Is this how xtrabackup works? Is it safe to delete or move the now months old backup files? Thanks for any advice, happy to answer with any other details that might be requested.
If one looks in these paths, those files do exist, and because they are apparently xtrabackup sets within /var/lib/mysql it looks like when xtrabackup goes to run, it sees these directories as databases it needs to back up on top of the other databases that are in /var/lib/mysql - which of course are duplicate table id’s because it’s an older copy of the same data.
Here, you are saying backup was taken into MySQL data directory (by mistake), which is problmatic. Any directory in MySQL data-dir will be considered as a database.
For this, I would suggest the following,
Take a logical(mysqldump) backup of all databases. (this backup will be useful in case MySQL refuses to start later due to unwanted files/directories in data directory)
Shutdown mysql and take a cold backup of data-dir by copying it as a backup.
After this, you can remove unwanted files/directories that were created by xtrabackup in the MySQL data directory. This is a crucial step to make sure you Identify the correct files/ directories for removal.
And Start MySQL service again.
For backups: --target-dir should be empty for new backup. As you mentioned you are using script, I would suggest adding logic to the script to create a backup target-dir with the current DateTime like below,
BACKUP_DIR="/backups/mysql/full"
#Get current date for filename
TODAY=$(date +%Y-%m-%d)
FULL_BACKUP_FILENAME="${BACKUP_DIR}/${TODAY}"
Is this how xtrabackup works? Is it safe to delete or move the now months old backup files? Thanks for any advice, happy to answer with any other details that might be requested.
Yes, from the MySQL data directory, but as mentioned above, after taking a logical(mysqldump) backup and data dir backup.
Thank you this helps very much and your approach to fixing it is careful and considered, which I appreciate.
I can confirm that the existent script originally had the target_dir set to /var/lib/mysql/backups/base and all of the files causing the errors are within that directory. It does have the logic in it to put backups into date labeled new empty directories, so that’s a positive thing that won’t need fixing.
This cluster is part of a xtradb cluster, does that change the procedure at all?
Are all PXC nodes affected by this? Case1: If only one node has an issue where backup files are mixed in the data directory, then you can rebuild that node from another node by doing SST / rebuilding it from other nodes. Before that, It is very important to check if the other PXC nodes have these backup files in the data directory or not.
If yes, xtrabackup(SST) will fail with the same issue.
If No, where other nodes are unaffected, simply doing SST from them would fix this issue.

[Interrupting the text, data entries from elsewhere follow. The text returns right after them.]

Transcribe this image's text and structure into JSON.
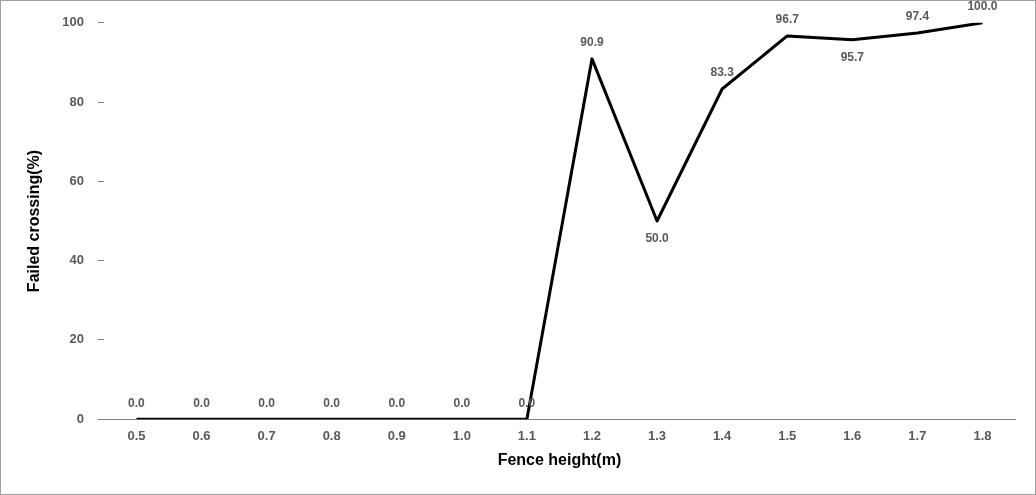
{
  "chart_data": {
    "type": "line",
    "xlabel": "Fence height(m)",
    "ylabel": "Failed crossing(%)",
    "categories": [
      "0.5",
      "0.6",
      "0.7",
      "0.8",
      "0.9",
      "1.0",
      "1.1",
      "1.2",
      "1.3",
      "1.4",
      "1.5",
      "1.6",
      "1.7",
      "1.8"
    ],
    "series": [
      {
        "color": "#000000",
        "values": [
          0,
          0,
          0,
          0,
          0,
          0,
          0,
          90.9,
          50,
          83.3,
          96.7,
          95.7,
          97.4,
          100
        ],
        "value_labels": [
          "0.0",
          "0.0",
          "0.0",
          "0.0",
          "0.0",
          "0.0",
          "0.0",
          "90.9",
          "50.0",
          "83.3",
          "96.7",
          "95.7",
          "97.4",
          "100.0"
        ]
      }
    ],
    "ylim": [
      0,
      100
    ],
    "yticks": [
      0,
      20,
      40,
      60,
      80,
      100
    ],
    "grid": false,
    "legend": false,
    "marker": "none",
    "line_style": "solid"
  }
}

Case2: If all nodes are affected as well by having backup files in the data directory and this is a PXC cluster, then you can fix one node at a time using the below steps,
Make sure all nodes are part of the cluster and in sync. This is important because other running nodes can be used later for restoration if something goes wrong.
Shutdown MySQL.
After this, you can remove unwanted files/directories that were created by xtrabackup in the MySQL data directory. This is a crucial step to make sure you Identify the correct files/ directories for removal.
And Start MySQL service again.
Verify the cluster status, making sure the node joins the cluster and is in a healthy state.
Fix issue on other nodes the same way (one at a time).
The benefit of having a PXC cluster is that all nodes are primary, and if anything goes wrong on one node, we can use other nodes as backup for recovery.